Intangible Asset Measurement
Although intangible assets cannot be seen or touched, there is no doubt that they are valuable to any company’s bottom line. Bill Gates, Microsoft giant, was quoted in a London Business School Journal, Business Strategy Review, saying: “Our primary assets, which are our software and our software-development skills, do not show up on the balance sheet at all…”
So how does a company employ techniques to calculate this priceless resource? It does seems that the accounting powers that be are cautious about adding intangible assets to balance sheets but an article on economist.com points to a new accounting theme that seems intent on discontinuing the disparity between stock market value and book value by solving this valuation problem.

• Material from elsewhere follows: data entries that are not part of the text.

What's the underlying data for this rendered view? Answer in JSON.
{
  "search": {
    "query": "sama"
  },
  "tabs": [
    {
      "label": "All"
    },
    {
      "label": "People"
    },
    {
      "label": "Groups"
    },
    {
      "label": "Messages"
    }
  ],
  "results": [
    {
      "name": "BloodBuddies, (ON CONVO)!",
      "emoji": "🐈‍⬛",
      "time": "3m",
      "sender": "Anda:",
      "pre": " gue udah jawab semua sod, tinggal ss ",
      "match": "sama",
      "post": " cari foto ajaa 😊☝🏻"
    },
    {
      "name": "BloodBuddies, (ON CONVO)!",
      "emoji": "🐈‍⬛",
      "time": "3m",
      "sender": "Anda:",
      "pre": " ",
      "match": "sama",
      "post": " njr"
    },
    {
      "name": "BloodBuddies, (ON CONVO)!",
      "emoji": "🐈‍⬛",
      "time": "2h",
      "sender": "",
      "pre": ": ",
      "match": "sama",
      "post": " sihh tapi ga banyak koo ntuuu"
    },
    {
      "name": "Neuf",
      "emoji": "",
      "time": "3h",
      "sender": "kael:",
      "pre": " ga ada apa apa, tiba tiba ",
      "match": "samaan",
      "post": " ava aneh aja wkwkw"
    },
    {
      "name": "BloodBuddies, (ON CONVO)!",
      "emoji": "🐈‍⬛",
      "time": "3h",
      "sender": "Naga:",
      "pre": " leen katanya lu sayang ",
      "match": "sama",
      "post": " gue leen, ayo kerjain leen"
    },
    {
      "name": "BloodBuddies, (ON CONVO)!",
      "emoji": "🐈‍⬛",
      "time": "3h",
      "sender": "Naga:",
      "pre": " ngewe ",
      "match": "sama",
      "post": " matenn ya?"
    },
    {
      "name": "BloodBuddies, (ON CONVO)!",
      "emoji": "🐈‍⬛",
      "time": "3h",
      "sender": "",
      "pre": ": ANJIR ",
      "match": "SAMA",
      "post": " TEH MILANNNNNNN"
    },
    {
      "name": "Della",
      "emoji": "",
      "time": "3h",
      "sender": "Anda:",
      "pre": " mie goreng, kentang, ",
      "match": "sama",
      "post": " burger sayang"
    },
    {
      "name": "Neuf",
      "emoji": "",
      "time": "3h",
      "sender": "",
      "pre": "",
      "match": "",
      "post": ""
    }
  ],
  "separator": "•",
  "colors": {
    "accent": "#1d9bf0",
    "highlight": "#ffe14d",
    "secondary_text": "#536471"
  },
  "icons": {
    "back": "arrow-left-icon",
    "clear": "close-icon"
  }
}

Key value drivers need to be reported, recorded, managed and measured and since intangible assets often make up the bulk of a company’s market share, there is significant research being conducted on how to value this illusive, yet invaluable resource. According to CBIZ Valuation Group LLC, intangible assets can be valued in three ways:
- Cost of Creation: Which calculates the cost of asset duplication by another company, great for copyrights, trademarks and patents.
- Capitalization of income or savings method: Measures future benefits from newer intangible assets like commercial software, brand name and customer lists.
- Discounted cash flow: Used for assets with predictable lifespans such as subscriptions, contracts and royalties, measuring future benefits.
Intangible assets were at accountant discretion, but this is changing.